The big picture: These impressive, rapid gains have kept the world on track toward the UN’s Sustainable Development Goal 7 (SDG7): modern energy access for all by 2030. As household access improves, the agenda to combat energy poverty is shifting to affordable and reliable access for business.

Where it stands: The number of people living without electricity has dropped to 840 million, from 1.2 billion in 2010.

  • Kenya and Bangladesh made the fastest progress over the past 8 years, driven by aggressive government investments in last-mile connections.
  • The greatest challenges will soon be limited to sub-Saharan Africa, where the report projects that 90% of the world’s 650 million people still without electricity access will live in 2030.

But, but, but. Residential electricity accounts for only 5% of global energy consumption.

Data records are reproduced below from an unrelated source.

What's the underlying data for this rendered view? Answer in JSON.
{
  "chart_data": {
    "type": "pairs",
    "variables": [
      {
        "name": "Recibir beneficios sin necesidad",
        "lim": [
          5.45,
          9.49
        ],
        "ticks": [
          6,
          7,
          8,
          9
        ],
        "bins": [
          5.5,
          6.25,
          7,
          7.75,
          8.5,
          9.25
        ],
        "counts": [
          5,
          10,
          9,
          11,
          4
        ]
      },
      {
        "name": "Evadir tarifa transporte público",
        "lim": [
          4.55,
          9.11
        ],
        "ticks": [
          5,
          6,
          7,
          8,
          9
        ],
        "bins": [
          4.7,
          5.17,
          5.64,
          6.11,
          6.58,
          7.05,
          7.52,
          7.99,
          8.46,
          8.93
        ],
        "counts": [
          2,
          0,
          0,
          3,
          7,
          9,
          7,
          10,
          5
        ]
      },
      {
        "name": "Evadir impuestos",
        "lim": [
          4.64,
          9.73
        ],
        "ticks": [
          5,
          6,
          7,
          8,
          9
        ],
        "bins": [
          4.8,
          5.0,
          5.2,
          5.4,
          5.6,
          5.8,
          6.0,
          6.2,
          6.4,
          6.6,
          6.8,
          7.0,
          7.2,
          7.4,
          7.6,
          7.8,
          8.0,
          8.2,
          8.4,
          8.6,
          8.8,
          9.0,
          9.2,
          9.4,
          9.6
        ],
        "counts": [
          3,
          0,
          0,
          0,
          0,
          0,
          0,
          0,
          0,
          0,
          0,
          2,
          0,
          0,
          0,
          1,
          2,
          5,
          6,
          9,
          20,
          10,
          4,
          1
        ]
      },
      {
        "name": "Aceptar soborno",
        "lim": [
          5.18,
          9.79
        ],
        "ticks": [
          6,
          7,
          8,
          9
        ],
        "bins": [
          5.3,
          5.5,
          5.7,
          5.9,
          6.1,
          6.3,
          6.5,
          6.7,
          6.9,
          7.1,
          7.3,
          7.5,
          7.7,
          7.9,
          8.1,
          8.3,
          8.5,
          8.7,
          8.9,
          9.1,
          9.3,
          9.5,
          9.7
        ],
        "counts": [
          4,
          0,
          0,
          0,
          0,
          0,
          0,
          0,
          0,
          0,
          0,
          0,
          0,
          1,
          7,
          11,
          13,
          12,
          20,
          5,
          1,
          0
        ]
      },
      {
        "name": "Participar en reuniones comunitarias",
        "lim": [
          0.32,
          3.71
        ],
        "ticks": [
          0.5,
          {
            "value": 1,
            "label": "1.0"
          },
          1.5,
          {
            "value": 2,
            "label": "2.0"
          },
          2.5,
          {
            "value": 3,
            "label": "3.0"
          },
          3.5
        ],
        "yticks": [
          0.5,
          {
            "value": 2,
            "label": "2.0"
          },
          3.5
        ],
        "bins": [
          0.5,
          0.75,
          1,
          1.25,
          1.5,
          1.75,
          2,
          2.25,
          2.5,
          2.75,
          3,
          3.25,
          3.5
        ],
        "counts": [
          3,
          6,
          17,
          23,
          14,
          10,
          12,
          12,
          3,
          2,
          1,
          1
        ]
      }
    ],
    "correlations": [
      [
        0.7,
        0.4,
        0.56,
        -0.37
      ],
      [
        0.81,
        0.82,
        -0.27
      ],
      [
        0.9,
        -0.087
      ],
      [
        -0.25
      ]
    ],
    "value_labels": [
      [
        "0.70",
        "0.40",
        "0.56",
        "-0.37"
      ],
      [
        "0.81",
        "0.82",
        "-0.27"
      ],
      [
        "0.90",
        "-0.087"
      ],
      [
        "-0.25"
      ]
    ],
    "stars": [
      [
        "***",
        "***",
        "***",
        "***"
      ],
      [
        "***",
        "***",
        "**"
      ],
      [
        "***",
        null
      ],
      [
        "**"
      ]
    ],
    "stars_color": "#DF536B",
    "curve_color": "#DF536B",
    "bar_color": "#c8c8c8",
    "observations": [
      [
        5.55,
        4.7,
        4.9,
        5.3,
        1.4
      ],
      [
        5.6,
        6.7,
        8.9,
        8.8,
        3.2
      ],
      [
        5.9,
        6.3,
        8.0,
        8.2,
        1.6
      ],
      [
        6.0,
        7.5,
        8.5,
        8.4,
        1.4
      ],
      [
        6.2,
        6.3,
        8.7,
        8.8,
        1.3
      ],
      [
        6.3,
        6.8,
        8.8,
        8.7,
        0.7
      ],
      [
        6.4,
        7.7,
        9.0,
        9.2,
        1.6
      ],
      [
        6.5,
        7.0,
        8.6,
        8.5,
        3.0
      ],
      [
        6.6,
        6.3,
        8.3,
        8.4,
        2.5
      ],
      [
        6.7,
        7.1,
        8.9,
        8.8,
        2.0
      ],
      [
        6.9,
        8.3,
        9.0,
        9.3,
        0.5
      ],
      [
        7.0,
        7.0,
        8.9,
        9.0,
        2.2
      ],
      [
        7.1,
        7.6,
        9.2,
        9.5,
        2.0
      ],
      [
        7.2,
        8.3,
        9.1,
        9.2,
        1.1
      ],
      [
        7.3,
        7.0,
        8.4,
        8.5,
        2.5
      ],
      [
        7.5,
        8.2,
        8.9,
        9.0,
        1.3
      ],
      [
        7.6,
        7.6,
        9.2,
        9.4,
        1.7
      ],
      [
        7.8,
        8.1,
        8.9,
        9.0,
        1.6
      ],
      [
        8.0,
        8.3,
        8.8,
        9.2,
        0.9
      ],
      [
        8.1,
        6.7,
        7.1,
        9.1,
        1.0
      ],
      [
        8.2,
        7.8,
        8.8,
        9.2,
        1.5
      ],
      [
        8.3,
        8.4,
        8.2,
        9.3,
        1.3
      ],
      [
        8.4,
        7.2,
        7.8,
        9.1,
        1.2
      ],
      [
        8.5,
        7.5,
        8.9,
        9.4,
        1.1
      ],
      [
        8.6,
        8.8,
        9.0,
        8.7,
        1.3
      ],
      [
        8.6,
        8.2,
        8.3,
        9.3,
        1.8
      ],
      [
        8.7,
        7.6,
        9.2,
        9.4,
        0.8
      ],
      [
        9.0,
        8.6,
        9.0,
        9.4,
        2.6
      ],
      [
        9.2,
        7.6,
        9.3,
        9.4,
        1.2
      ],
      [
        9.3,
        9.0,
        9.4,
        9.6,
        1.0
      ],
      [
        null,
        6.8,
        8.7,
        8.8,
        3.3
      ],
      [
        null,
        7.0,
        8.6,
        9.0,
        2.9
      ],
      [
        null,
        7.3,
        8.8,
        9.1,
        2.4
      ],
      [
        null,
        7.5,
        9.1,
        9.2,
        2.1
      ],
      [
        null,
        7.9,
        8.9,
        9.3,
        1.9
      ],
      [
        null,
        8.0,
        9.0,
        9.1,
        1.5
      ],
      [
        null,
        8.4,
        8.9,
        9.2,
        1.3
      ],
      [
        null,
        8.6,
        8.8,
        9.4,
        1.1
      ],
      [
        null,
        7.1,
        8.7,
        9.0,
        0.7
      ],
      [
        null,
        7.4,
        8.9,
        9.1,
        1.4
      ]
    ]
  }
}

  • Electricity at home has benefits, but impact studies from India and Kenya show that neither off-grid solar home systems nor on-grid connections for the very poor increase incomes.
  • Meanwhile, many middle-income countries at or near universal access still suffer from dysfunctional power systems. Business surveys across Asia and Africa frequently cite high energy costs and unreliable power among the greatest constraints to business productivity and, by extension, job creation.
  • A new World Bank report on electrification argues that policymakers need to shift strategy to center on the "productive use" of electricity at affordable rates.

Between the lines:

  • High relative energy costs make it harder for firms in regions like sub-Saharan Africa to compete globally.
  • Lack of reliability is even more damaging. Lost output from outages — in addition to the costs of backup systems — can be devastating for competitiveness.
  • Building an energy system for residential and business customers should be mutually reinforcing. But the push for universal access in Kenya and other countries has at times strained electric grids and ended up undermining reliability.

What to watch: As more countries approach universal access, they'll have more latitude to set energy targets around cost and reliability that will have a stronger impact on economic growth.